SIGNIFICANT VICTORIES BY GOLD LEE AND VANESSA COOKSEY – SEE NOTEWORTHY CASES

Lewis, Marenstein, Wicke, Sherwin & Lee, LLP

How should you handle a non-compete agreement?

When going through the hiring process, your potential employer may ask you to sign a non-compete agreement. A non-compete restricts where you can work if and when you leave your new job. The idea behind the contract is to keep employees from working for competitors within a small geographical area.

According to CNN, millions of workers sign non-compete agreements, but some do not recognize it. Generally, a company may ask executives to sign non-competes because it keeps the executive from bailing a new company with its secrets.

Should you negotiate a non-compete?

Be careful when you have to sign any paperwork for your new job. Some employers hide the non-compete within the business handbook.
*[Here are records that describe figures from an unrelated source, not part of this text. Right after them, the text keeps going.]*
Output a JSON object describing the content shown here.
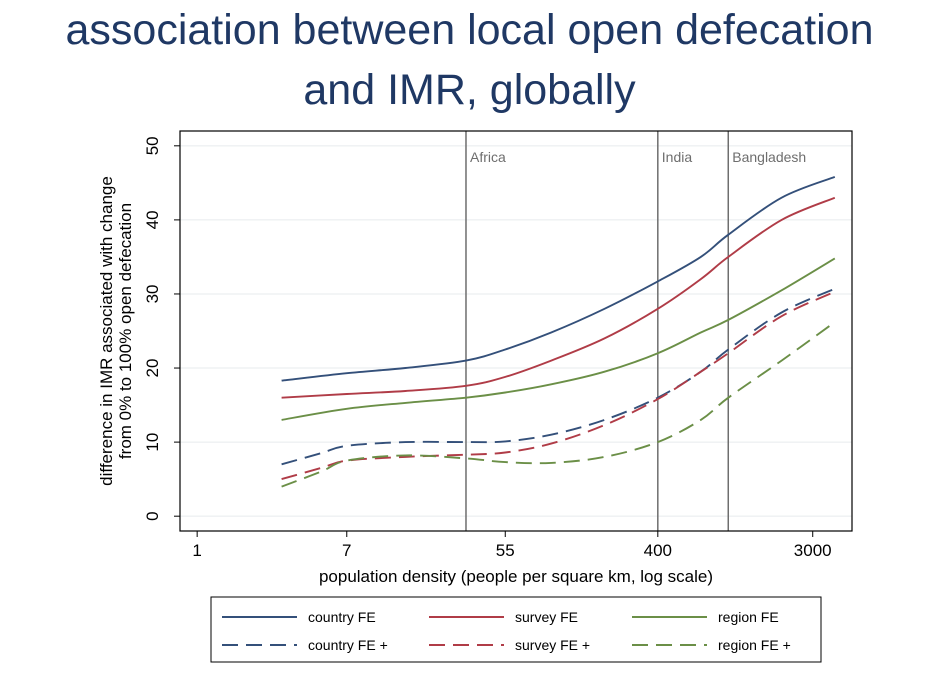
{
  "page": {
    "title_line1": "association between local open defecation",
    "title_line2": "and IMR, globally"
  },
  "chart_data": {
    "type": "line",
    "xlabel": "population density (people per square km, log scale)",
    "ylabel_line1": "difference in IMR associated with change",
    "ylabel_line2": "from 0% to 100% open defecation",
    "x_scale": "log",
    "xlim": [
      0.8,
      5000
    ],
    "ylim": [
      -2,
      52
    ],
    "x_ticks": [
      1,
      7,
      55,
      400,
      3000
    ],
    "x_tick_labels": [
      "1",
      "7",
      "55",
      "400",
      "3000"
    ],
    "y_ticks": [
      0,
      10,
      20,
      30,
      40,
      50
    ],
    "y_tick_labels": [
      "0",
      "10",
      "20",
      "30",
      "40",
      "50"
    ],
    "grid": true,
    "legend_position": "bottom",
    "reference_lines": [
      {
        "label": "Africa",
        "x": 33
      },
      {
        "label": "India",
        "x": 400
      },
      {
        "label": "Bangladesh",
        "x": 1000
      }
    ],
    "series": [
      {
        "name": "country FE",
        "color": "#34507a",
        "dashed": false,
        "points": [
          [
            3,
            18.3
          ],
          [
            7,
            19.3
          ],
          [
            15,
            20.0
          ],
          [
            33,
            21.0
          ],
          [
            55,
            22.5
          ],
          [
            100,
            24.8
          ],
          [
            200,
            28.0
          ],
          [
            400,
            31.7
          ],
          [
            700,
            35.0
          ],
          [
            1000,
            38.0
          ],
          [
            2000,
            43.0
          ],
          [
            4000,
            45.8
          ]
        ]
      },
      {
        "name": "survey FE",
        "color": "#b03c47",
        "dashed": false,
        "points": [
          [
            3,
            16.0
          ],
          [
            7,
            16.5
          ],
          [
            15,
            16.9
          ],
          [
            33,
            17.6
          ],
          [
            55,
            18.8
          ],
          [
            100,
            21.0
          ],
          [
            200,
            24.0
          ],
          [
            400,
            28.0
          ],
          [
            700,
            32.0
          ],
          [
            1000,
            35.0
          ],
          [
            2000,
            40.0
          ],
          [
            4000,
            43.0
          ]
        ]
      },
      {
        "name": "region FE",
        "color": "#6b8f47",
        "dashed": false,
        "points": [
          [
            3,
            13.0
          ],
          [
            7,
            14.5
          ],
          [
            15,
            15.3
          ],
          [
            33,
            16.0
          ],
          [
            55,
            16.7
          ],
          [
            100,
            17.8
          ],
          [
            200,
            19.5
          ],
          [
            400,
            22.0
          ],
          [
            700,
            24.8
          ],
          [
            1000,
            26.5
          ],
          [
            2000,
            30.5
          ],
          [
            4000,
            34.8
          ]
        ]
      },
      {
        "name": "country FE +",
        "color": "#34507a",
        "dashed": true,
        "points": [
          [
            3,
            7.0
          ],
          [
            5,
            8.5
          ],
          [
            7,
            9.5
          ],
          [
            15,
            10.0
          ],
          [
            33,
            10.0
          ],
          [
            55,
            10.1
          ],
          [
            100,
            11.0
          ],
          [
            200,
            13.0
          ],
          [
            400,
            16.0
          ],
          [
            700,
            19.5
          ],
          [
            1000,
            22.5
          ],
          [
            2000,
            27.5
          ],
          [
            4000,
            30.7
          ]
        ]
      },
      {
        "name": "survey FE +",
        "color": "#b03c47",
        "dashed": true,
        "points": [
          [
            3,
            5.0
          ],
          [
            5,
            6.5
          ],
          [
            7,
            7.5
          ],
          [
            15,
            8.0
          ],
          [
            33,
            8.3
          ],
          [
            55,
            8.6
          ],
          [
            100,
            9.8
          ],
          [
            200,
            12.3
          ],
          [
            400,
            15.8
          ],
          [
            700,
            19.5
          ],
          [
            1000,
            22.0
          ],
          [
            2000,
            27.0
          ],
          [
            4000,
            30.3
          ]
        ]
      },
      {
        "name": "region FE +",
        "color": "#6b8f47",
        "dashed": true,
        "points": [
          [
            3,
            4.0
          ],
          [
            5,
            6.0
          ],
          [
            7,
            7.5
          ],
          [
            15,
            8.2
          ],
          [
            33,
            7.8
          ],
          [
            55,
            7.3
          ],
          [
            100,
            7.2
          ],
          [
            200,
            8.0
          ],
          [
            400,
            10.0
          ],
          [
            700,
            13.0
          ],
          [
            1000,
            16.0
          ],
          [
            2000,
            21.0
          ],
          [
            4000,
            26.2
          ]
        ]
      }
    ]
  }
}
Before you sign the contract, you can negotiate the terms. Talk with your employer about whether he or she may negotiate some elements. For example, maybe you want to narrow down the geographical area the non-compete applies to or perhaps you want it to last a shorter time.

Should you take non-competes seriously?

Some people sign a non-compete under the idea that the company probably will not sue them anyway. Companies will file lawsuits against former employees who violate non-compete orders. If you do fear you may be violating a non-compete, you should contact your former employer. Send a letter explaining how you do not believe you violated the order and give the company a few days to answer.

Generally, companies file lawsuits against former employees when the employees begin to take clients. For example, if you move to a new company or start your own business with the clientele from your previous company after signing a non-compete, you may face litigation.